Inseto encontrado no Parque da Pedra Branca ajuda no controle de mosquitos transmissores de doenças

Mosca predadora registrada pela primeira vez na Mata Atlântica carioca — Foto: FIOCRUZ

Uma equipe de pesquisadores da Fiocruz e da Universidade Federal da Paraíba identificou uma nova espécie de mosca em plena Mata Atlântica carioca. O inseto, batizado de Hemerodromia mystica, foi localizado no Parque Estadual da Pedra Branca, na Zona Oeste do Rio, considerada a maior floresta urbana em área protegida do país. Além da novidade taxonômica, a descoberta chama atenção por um comportamento incomum: o inquilinismo, quando uma espécie utiliza a estrutura de outra para completar seu ciclo de vida.

Comportamento raro na natureza

Durante as observações, os cientistas registraram a mosca utilizando o casulo de um borrachudo como abrigo para se desenvolver até a fase adulta. Esse processo não prejudica diretamente o hospedeiro e é pouco descrito na literatura científica para insetos desse grupo. O estudo foi publicado em uma revista internacional e reforça a importância da conservação ambiental para a manutenção da biodiversidade.

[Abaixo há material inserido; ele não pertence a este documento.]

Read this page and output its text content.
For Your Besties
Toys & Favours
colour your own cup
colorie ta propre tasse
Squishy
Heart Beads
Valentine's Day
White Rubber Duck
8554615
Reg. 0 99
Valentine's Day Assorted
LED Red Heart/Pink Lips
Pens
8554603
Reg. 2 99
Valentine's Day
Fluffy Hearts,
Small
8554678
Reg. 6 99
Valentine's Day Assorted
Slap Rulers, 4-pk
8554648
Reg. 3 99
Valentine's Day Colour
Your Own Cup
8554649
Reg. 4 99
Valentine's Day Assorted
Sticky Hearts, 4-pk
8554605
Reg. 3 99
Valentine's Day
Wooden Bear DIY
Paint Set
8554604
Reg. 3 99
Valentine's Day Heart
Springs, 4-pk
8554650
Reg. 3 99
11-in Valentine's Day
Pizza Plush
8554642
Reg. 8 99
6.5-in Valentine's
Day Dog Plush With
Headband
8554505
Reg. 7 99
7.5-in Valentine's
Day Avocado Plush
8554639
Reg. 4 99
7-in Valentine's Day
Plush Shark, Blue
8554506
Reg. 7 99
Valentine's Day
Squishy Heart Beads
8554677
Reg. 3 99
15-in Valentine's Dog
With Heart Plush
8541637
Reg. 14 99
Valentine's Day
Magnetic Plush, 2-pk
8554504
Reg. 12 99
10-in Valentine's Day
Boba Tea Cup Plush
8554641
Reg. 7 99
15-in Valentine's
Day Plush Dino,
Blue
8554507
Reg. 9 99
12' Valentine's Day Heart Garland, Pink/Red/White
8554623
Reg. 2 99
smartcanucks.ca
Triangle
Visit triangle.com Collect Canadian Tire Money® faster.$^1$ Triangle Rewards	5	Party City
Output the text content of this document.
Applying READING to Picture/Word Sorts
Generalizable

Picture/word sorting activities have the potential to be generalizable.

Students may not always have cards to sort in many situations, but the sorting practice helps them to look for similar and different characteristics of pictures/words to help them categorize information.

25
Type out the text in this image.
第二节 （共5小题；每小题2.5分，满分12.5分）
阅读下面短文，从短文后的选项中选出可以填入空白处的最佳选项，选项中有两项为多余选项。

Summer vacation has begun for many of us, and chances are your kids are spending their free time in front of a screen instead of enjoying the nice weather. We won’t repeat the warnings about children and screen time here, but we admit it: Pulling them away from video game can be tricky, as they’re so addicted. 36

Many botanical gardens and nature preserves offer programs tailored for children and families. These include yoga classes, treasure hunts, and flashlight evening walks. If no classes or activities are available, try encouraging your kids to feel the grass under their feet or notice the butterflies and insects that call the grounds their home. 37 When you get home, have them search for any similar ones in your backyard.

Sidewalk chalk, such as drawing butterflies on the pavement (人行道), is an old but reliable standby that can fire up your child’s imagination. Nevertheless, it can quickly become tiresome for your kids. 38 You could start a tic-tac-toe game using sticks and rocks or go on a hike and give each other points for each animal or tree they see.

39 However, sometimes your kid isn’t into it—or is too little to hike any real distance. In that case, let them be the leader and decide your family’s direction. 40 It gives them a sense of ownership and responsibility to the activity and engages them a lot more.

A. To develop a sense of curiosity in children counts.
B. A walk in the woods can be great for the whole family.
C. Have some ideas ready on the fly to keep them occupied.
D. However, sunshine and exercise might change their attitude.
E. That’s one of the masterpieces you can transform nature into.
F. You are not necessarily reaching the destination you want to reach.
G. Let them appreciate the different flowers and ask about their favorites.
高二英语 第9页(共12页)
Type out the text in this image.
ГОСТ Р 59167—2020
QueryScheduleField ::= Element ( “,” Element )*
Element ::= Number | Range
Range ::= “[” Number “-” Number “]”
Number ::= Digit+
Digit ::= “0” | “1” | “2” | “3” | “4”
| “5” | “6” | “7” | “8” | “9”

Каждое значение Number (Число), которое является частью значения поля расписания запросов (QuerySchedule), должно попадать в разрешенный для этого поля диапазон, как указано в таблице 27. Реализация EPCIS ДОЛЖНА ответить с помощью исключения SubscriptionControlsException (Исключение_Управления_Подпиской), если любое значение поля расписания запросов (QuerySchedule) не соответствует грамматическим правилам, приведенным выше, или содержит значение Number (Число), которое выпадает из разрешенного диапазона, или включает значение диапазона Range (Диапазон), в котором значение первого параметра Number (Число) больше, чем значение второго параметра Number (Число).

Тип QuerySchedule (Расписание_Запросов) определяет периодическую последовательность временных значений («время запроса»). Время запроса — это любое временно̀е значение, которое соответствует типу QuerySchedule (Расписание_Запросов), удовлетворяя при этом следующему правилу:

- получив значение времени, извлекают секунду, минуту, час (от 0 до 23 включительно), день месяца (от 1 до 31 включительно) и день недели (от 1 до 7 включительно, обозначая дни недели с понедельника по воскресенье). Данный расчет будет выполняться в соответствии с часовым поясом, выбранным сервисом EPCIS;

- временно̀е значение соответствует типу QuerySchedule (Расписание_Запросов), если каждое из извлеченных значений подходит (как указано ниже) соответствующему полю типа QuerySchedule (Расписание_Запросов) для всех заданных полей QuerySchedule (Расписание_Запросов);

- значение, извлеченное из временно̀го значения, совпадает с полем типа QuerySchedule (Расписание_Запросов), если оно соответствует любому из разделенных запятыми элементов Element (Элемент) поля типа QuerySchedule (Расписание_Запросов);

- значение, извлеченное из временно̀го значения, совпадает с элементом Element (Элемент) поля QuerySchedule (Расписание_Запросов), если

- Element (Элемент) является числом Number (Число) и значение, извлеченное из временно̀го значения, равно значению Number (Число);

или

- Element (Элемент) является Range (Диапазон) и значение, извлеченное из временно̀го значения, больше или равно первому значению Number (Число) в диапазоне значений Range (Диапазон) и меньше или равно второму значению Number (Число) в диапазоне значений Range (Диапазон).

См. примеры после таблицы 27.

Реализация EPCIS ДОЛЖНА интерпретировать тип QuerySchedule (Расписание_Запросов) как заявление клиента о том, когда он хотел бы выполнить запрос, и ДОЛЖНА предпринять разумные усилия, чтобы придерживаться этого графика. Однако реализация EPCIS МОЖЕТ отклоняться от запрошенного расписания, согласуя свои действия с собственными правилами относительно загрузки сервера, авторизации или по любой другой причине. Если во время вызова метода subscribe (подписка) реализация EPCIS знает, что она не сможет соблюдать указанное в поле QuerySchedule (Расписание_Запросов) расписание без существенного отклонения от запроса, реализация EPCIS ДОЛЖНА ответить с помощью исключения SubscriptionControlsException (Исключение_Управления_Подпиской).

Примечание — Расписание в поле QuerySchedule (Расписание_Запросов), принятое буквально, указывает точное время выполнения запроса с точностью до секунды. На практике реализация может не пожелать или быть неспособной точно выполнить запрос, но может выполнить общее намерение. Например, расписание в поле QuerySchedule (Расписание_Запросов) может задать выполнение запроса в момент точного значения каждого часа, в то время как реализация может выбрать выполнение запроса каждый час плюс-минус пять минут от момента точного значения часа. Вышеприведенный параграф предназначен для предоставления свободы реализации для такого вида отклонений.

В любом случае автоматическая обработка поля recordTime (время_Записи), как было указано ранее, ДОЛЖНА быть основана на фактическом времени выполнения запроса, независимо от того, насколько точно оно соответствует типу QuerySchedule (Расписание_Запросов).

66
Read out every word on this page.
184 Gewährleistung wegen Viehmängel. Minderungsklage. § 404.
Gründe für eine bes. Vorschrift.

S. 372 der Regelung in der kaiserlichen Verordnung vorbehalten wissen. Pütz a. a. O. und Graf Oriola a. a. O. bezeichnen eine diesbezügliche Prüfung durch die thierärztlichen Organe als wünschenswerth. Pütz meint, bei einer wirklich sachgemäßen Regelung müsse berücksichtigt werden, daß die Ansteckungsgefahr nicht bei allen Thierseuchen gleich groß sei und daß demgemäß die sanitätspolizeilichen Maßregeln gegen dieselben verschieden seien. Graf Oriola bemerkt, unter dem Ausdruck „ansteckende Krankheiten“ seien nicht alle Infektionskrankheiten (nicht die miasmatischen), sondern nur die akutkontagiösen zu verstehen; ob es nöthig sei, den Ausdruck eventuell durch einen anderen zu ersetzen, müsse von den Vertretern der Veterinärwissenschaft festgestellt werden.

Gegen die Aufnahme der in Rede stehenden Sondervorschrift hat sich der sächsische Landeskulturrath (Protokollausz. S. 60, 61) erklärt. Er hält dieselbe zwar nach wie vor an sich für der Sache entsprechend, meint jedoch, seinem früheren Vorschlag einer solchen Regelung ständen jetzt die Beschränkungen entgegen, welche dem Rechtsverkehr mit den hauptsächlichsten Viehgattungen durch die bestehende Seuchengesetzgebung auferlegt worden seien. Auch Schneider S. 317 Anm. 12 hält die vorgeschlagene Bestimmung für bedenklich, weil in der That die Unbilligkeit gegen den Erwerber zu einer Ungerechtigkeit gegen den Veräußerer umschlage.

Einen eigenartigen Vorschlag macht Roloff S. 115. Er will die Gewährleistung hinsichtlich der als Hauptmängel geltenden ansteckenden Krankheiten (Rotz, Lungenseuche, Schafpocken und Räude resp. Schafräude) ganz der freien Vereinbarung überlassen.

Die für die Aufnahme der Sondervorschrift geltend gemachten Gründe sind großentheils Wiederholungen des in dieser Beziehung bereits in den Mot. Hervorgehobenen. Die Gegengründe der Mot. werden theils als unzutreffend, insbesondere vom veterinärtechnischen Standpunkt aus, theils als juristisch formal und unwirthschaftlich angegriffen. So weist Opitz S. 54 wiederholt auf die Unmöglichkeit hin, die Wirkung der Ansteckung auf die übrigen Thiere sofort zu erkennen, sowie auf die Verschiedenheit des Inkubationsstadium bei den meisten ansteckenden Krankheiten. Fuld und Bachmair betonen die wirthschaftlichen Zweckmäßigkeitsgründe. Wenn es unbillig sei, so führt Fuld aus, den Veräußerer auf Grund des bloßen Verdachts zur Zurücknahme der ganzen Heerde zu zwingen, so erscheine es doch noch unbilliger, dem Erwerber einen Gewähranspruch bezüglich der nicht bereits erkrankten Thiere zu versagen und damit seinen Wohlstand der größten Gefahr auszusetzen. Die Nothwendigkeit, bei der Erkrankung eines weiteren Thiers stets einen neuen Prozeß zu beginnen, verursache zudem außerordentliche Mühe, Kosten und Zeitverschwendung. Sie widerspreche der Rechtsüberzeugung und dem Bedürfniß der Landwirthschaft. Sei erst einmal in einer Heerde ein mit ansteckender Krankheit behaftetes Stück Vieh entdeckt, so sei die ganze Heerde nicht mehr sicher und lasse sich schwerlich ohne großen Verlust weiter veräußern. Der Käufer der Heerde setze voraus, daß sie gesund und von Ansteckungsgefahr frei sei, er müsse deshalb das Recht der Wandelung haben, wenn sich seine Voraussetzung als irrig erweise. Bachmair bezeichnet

Aliada contra mosquitos transmissores

A Hemerodromia mystica apresenta patas adaptadas para capturar presas, semelhantes às de um louva-a-deus, o que a torna uma predadora eficiente de borrachudos — insetos que podem transmitir doenças à população. Segundo o pesquisador da Fiocruz, Arion Tulio Aranda, a presença da espécie é um indicativo de qualidade ambiental: “Esse é o superpoder da Hemerodromia mystica: sinalizar um ambiente equilibrado e, ao mesmo tempo, predar insetos que podem transmitir doenças ao homem”, afirmou.

Primeiro registro na região neotropical

Essa é a primeira vez que a espécie é registrada na região neotropical, que compreende América do Sul, América Central, sul do México e ilhas do Caribe. Para os pesquisadores, além de representar um avanço no conhecimento científico, o achado destaca o papel das florestas urbanas como refúgio para espécies ainda desconhecidas pela ciência.